Reports paint dim economic picture

But consumer spending breaks string of declines

By CHRISTOPHER S. RUGABER Associated Press

WASHINGTON – A series of gloomy economic reports Wednesday showed consumers holding tight to their wallets with job losses expected to mount in the months ahead.

There was one glimmer of good news, however. Lower gas prices and widespread holiday discounts are giving consumers greater buying power. Consumer spending, when adjusted for those price drops, rose last month after five months of declines, the Commerce Department said Wednesday.

But as companies in a wide range of sectors lay off workers, economists don’t expect consumers to ramp up spending anytime soon.

November’s inflation-adjusted increase in spending is “a temporary, one-month aberration in the downward trend of consumption,” said Brian Fabbri, chief economist at BNP Paribas.

Brian Bethune, an economist at IHS Global Insight, predicted that consumer spending would fall at an annual rate of 2.5 percent to 3 percent in the current quarter, after a 3.8 percent drop in the third quarter, the worst in 28 years.

Without adjusting for inflation, the Commerce Department said consumer spending fell by 0.6 percent in November, the fifth straight month of decline.
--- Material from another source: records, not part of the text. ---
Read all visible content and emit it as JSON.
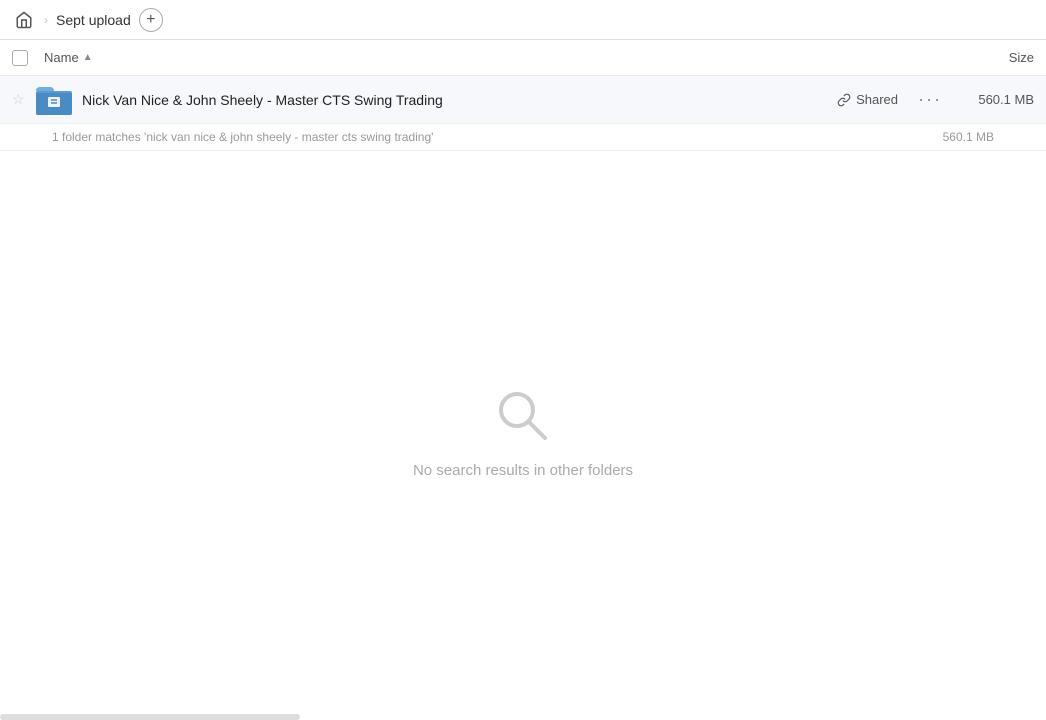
{
  "topbar": {
    "home_label": "Home",
    "title": "Sept upload",
    "add_label": "+"
  },
  "columns": {
    "name_label": "Name",
    "sort_indicator": "▲",
    "size_label": "Size"
  },
  "file": {
    "name": "Nick Van Nice & John Sheely - Master CTS Swing Trading",
    "shared_label": "Shared",
    "size": "560.1 MB",
    "match_text": "1 folder matches 'nick van nice & john sheely - master cts swing trading'",
    "match_size": "560.1 MB"
  },
  "no_results": {
    "text": "No search results in other folders"
  },
  "icons": {
    "home": "⌂",
    "star": "☆",
    "more": "•••",
    "link": "🔗"
  }
}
Separately, the Labor Department said the number of Americans who filed initial claims for unemployment benefits rose to the highest level in 26 years, though the labor force has grown by about half since then.

New claims for jobless benefits jumped to a seasonally adjusted 586,000 in the week ending Dec. 20, from an upwardly revised figure of 556,000 the previous week.

On Tuesday, the government reported that the overall economy, as measured by GDP, declined at an annual rate of 0.5 percent in the July-September quarter although analysts think the contraction will accelerate dramatically in the current quarter. Some economists are forecasting that GDP will plunge at an annual rate of 6 percent for the October-December period. That would be the worst quarterly showing since 1982, though others estimate the decline for the fourth quarter at about 4.5 percent.

In another report released Wednesday, the Commerce Department said orders for large manufactured goods dropped by 1 percent, less than the 3 percent economists had expected. But that followed a large drop in October that was revised upward Wednesday to 8.4 percent.

The November decline was led by a huge drop in orders for aircraft and a smaller drop in autos. Excluding the big decline in transportation, total orders rose 1.2 percent in November, the best showing since June. And orders for nondefense, nonircraft capital goods – a measurement that economists consider a proxy for business investment – rose 4.7 percent.

But durable goods orders are considered volatile and can be heavily revised, economists said.

“It takes more than one (month) to turn that report around,” said Peter Kretzmer, senior economist at Bank of America.